Google et les réseaux sociaux, une longue liste d’échecs
Google est un mastodonte. Les succès de son moteur de recherche, de ses services de cartographie, de sa messagerie, de sa plateforme de vidéos en ligne ou encore de son système d’exploitation pour mobiles en font un acteur incontournable du numérique, qui détient dans certains secteurs une situation de quasi-monopole. Mais il est un domaine dans lequel la firme de Mountain View n’est jamais tout à fait parvenue à percer : celui des réseaux sociaux. Passage en revue de ces diverses tentatives et des raisons ayant mené à leur échec.
Qui se souvient d’Orkut, de Dodgeball, de Jaiku et de Lively ?
En 2004, l’accès au Web s’est assez démocratisé pour qu’apparaissent les premiers réseaux sociaux. Un an auparavant, Myspace avait donné le ton, le site ayant attiré dès les premiers mois de son lancement des dizaines de milliers de bloggeurs. Google décide alors de se lancer dans la course en inaugurant son propre réseau social baptisé Orkut. Mais le site ne parvient pas à séduire et se retrouve écrasé entre le succès grandissant de Myspace et l’arrivée d’un redoutable outsider dénommé Facebook. Seuls l’Inde, la Turquie et surtout le Brésil réservent un accueil favorable au réseau qui fermera finalement ses pages en 2014, le faible nombre d’utilisateurs entraînant par ricochet une cruelle absence de contenu.

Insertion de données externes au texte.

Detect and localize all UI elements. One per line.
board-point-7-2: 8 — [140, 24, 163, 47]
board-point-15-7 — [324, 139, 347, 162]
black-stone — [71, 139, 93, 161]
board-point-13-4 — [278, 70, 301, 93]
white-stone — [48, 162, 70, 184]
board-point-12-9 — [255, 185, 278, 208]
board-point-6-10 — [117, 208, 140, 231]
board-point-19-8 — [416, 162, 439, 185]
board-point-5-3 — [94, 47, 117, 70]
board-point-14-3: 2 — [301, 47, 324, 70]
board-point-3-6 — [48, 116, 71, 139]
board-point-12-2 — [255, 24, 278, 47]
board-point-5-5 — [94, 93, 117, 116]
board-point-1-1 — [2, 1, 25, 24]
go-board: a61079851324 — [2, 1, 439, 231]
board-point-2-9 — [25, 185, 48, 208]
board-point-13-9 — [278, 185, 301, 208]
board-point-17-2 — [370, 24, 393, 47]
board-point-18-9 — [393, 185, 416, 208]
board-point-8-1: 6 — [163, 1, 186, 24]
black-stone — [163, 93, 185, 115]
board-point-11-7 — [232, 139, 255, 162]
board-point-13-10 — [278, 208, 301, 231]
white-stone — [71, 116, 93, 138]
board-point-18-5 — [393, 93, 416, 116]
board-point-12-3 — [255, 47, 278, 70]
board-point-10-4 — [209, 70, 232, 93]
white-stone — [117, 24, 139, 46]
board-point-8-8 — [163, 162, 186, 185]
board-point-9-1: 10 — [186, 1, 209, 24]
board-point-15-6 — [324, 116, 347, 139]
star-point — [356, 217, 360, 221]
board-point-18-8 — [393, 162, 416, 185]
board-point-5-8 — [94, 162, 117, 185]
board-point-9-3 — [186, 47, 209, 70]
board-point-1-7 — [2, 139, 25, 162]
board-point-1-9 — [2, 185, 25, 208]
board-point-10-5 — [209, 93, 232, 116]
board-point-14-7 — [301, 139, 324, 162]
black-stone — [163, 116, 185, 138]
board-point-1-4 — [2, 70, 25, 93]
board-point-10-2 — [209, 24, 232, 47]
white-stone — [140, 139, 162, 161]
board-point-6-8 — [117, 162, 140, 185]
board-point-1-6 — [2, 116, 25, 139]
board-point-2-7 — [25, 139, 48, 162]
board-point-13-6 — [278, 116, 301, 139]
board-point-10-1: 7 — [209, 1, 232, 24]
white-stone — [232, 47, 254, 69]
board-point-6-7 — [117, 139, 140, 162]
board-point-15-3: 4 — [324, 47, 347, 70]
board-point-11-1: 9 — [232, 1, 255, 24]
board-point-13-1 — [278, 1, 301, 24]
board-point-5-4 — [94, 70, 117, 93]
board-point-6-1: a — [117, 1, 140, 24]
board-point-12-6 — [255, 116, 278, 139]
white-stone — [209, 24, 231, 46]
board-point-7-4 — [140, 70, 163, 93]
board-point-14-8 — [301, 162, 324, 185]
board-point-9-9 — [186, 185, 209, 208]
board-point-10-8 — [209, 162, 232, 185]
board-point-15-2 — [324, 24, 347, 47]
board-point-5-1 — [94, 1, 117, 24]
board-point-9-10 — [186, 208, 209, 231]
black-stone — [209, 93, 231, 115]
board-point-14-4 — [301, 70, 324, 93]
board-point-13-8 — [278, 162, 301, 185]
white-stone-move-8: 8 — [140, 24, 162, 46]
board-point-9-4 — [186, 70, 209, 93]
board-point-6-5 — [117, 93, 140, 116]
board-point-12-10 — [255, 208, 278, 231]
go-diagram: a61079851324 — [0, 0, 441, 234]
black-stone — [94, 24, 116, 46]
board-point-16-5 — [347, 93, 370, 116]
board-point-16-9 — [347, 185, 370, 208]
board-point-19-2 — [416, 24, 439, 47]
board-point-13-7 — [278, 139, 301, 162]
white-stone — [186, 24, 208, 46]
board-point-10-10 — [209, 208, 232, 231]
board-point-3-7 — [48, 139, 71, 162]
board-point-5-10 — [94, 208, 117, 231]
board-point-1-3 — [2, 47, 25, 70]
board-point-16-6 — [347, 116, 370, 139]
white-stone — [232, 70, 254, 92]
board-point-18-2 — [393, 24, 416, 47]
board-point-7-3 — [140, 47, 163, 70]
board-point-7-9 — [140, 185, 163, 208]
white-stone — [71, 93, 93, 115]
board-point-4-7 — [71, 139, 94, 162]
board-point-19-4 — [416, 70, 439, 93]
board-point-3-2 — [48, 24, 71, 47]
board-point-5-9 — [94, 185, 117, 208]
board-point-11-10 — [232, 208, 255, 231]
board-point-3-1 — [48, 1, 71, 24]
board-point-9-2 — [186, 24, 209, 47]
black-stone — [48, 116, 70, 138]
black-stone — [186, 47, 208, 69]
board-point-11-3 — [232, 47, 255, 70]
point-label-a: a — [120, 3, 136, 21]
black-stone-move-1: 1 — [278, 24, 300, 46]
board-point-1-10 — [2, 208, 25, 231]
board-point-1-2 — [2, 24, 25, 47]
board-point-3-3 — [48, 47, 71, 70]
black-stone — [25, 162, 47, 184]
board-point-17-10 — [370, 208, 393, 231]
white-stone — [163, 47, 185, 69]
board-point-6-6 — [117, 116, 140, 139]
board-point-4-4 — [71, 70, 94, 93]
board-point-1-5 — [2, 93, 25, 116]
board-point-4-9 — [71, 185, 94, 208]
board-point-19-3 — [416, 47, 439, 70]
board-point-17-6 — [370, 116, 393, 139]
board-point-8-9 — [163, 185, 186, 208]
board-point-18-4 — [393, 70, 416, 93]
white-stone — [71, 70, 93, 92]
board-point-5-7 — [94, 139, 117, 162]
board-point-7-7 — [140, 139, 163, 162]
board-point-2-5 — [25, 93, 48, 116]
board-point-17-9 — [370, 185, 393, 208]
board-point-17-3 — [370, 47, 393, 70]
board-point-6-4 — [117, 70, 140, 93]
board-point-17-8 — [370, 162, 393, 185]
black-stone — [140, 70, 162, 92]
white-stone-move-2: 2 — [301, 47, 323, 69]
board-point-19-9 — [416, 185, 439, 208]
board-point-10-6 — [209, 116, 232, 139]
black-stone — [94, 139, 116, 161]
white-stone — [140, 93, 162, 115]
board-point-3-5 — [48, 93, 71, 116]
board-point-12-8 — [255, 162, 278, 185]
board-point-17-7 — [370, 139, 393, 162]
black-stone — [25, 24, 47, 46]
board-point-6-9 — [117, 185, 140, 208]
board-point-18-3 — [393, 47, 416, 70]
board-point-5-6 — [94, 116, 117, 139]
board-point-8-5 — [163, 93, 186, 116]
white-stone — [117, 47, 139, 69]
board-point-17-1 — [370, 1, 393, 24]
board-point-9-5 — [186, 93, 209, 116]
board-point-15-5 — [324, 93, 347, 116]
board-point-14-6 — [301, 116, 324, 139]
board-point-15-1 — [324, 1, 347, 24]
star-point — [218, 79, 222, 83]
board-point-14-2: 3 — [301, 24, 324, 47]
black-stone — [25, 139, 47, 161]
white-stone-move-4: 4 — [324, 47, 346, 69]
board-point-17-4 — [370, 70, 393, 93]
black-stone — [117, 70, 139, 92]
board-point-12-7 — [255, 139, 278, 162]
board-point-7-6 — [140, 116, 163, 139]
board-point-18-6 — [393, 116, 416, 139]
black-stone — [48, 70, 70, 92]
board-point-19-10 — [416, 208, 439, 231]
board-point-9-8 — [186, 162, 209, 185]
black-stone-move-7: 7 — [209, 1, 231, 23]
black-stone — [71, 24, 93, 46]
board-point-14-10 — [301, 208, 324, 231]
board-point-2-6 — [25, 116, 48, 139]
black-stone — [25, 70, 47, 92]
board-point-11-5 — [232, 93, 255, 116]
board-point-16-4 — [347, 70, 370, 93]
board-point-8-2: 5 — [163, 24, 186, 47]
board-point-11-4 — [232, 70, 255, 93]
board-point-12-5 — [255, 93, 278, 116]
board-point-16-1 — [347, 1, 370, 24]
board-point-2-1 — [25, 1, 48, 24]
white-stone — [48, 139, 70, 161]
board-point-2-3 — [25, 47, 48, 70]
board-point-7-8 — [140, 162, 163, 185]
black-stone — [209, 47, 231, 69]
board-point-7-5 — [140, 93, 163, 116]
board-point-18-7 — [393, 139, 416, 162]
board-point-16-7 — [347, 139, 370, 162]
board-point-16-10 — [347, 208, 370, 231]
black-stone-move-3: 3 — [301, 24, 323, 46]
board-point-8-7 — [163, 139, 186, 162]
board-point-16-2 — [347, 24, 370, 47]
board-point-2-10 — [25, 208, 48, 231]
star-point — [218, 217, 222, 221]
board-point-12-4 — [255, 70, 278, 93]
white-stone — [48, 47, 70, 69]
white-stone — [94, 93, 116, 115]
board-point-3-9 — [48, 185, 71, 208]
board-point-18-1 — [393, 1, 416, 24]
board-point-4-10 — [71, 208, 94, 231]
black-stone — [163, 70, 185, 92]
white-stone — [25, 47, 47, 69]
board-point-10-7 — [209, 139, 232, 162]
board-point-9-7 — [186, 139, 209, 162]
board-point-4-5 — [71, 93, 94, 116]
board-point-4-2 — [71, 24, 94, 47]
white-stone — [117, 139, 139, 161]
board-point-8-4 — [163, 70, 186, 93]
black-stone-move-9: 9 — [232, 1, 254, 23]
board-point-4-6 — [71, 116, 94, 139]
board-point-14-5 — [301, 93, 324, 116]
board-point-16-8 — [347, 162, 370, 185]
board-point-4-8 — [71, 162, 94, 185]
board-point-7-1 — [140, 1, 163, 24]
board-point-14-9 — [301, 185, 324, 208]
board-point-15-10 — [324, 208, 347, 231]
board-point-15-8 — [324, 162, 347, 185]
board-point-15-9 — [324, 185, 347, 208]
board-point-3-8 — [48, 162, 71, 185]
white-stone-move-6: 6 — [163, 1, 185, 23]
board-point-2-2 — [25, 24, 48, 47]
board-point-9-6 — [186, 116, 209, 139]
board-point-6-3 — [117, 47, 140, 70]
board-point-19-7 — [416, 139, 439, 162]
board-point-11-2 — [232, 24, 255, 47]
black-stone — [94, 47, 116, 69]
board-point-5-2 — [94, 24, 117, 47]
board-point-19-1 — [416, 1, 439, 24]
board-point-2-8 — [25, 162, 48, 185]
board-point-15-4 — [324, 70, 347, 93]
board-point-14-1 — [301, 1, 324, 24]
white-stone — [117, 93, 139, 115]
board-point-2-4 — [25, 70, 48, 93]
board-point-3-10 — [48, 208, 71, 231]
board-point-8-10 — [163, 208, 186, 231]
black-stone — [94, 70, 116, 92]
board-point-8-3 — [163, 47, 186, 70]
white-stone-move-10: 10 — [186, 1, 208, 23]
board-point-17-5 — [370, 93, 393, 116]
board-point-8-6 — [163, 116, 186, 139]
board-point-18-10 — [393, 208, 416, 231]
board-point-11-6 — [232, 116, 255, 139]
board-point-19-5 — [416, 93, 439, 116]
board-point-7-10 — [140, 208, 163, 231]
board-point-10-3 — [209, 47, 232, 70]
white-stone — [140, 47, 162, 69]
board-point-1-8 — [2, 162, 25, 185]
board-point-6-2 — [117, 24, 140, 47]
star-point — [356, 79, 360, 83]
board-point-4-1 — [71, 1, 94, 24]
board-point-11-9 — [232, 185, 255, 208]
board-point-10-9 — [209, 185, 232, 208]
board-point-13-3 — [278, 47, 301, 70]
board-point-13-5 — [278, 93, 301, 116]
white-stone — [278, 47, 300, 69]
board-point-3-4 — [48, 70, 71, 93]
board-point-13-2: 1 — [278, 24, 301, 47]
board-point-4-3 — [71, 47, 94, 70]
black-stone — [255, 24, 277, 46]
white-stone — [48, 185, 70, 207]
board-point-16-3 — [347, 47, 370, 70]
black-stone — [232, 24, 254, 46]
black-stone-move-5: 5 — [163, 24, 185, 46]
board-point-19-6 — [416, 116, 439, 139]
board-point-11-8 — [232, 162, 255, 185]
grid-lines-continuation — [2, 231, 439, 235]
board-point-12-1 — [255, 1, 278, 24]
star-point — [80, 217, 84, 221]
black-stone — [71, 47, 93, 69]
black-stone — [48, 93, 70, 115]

En 2005, soit une année après le lancement d’Orkut, Google rachète Dodgeball, un service permettant à ses utilisateurs géolocalisés de partager des informations sur les lieux qu’ils fréquentent. Précurseur du désormais célèbre Foursquare, Dodgeball est victime du manque d’intérêt que lui témoigne sa maison-mère, et ferme en 2010 dans l’indifférence générale.
En 2006, Google tente de réagir à l’arrivée de Twitter en faisant l’acquisition de Jaiku. Cette plateforme de microblogging sera elle aussi un échec cuisant, incapable de lutter efficacement contre son concurrent direct. A la fin des années 2000, le succès du logiciel Second Life amène Google à tenter sa chance avec Lively qui n’aura vécu que l’espace de quelques mois, entre juillet et décembre 2008, par faute d’une interface déplorable.
Du Wave, du Buzz et du +
Loin de se décourager, Google décide de s’engager plus sérieusement dans ses projets de réseaux sociaux et collaboratifs. C’est à cette dernière catégorie qu’appartient le service Wave, créé en 2009. Mixant les fonctions de messagerie, de chat, de réseautage social et de partage de documents, la plateforme, trop ambitieuse, se révélait à l’usage d’une complexité telle que bien peu d’utilisateurs se sont donné la peine de persévérer dans son usage. Il n’aura fallu qu’une seule année d’existence pour que la firme se décide à clôturer ce service.
Google Buzz, qui lui a succédé, n’a pas eu plus de chance : les informations postées par les internautes inscrits sur le site étaient toutes accessibles publiquement. D’où le tollé qui a résulté de certaines indiscrétions rendues possibles par ces paramètres par défaut, qui ont même déclenché aux Etats-Unis quelques class actions retentissantes. Le service est arrêté en 2010 pour laisser place au grand-œuvre, Google+, annoncé comme le fossoyeur de Facebook. Inauguré en grandes pompes en 2011, le site, qui totalise 2,5 milliards de membres grâce à un système d’inscription forcée, est pourtant un échec retentissant, bien incapable de menacer l’hégémonie du site de Mark Zuckerberg. Plus grand fiasco de Google dans le domaine des réseaux sociaux, cette tentative marquera durant un temps la fin des ambitions de la firme dans un secteur désormais très concurrentiel.
Les raisons de l’échec
Comment interpréter cette succession de flops au sein d’une entreprise disposant des meilleures ressources, tant intellectuelles que financières ? La première raison voudrait que Google soit souvent intervenu trop tard, alors que ses concurrents étaient déjà bien implantés. Tel est le cas, notamment, d’Orkut, mais aussi de Jaiku ou encore de Google+. Lorsqu’elle se montrait précurseur, l’entreprise a souvent péché par des interfaces trop complexes ou, pire, non finalisées.
Si cette succession de déconvenues confirme la faiblesse de Google dans le domaine des réseaux sociaux, ces tentatives témoignent pourtant d’un continuel esprit d’innovation et d’une culture d’entreprise dans laquelle l’échec ne constitue pas un écueil dramatique. La firme n’a que peu souffert financièrement de ces déboires, et quelques fonctions issues des défunts services ont trouvé leur place parmi d’autres applications à succès. A l’heure actuelle, Google peut se targuer de faire fonctionner 70 services qui, eux, se portent à merveille.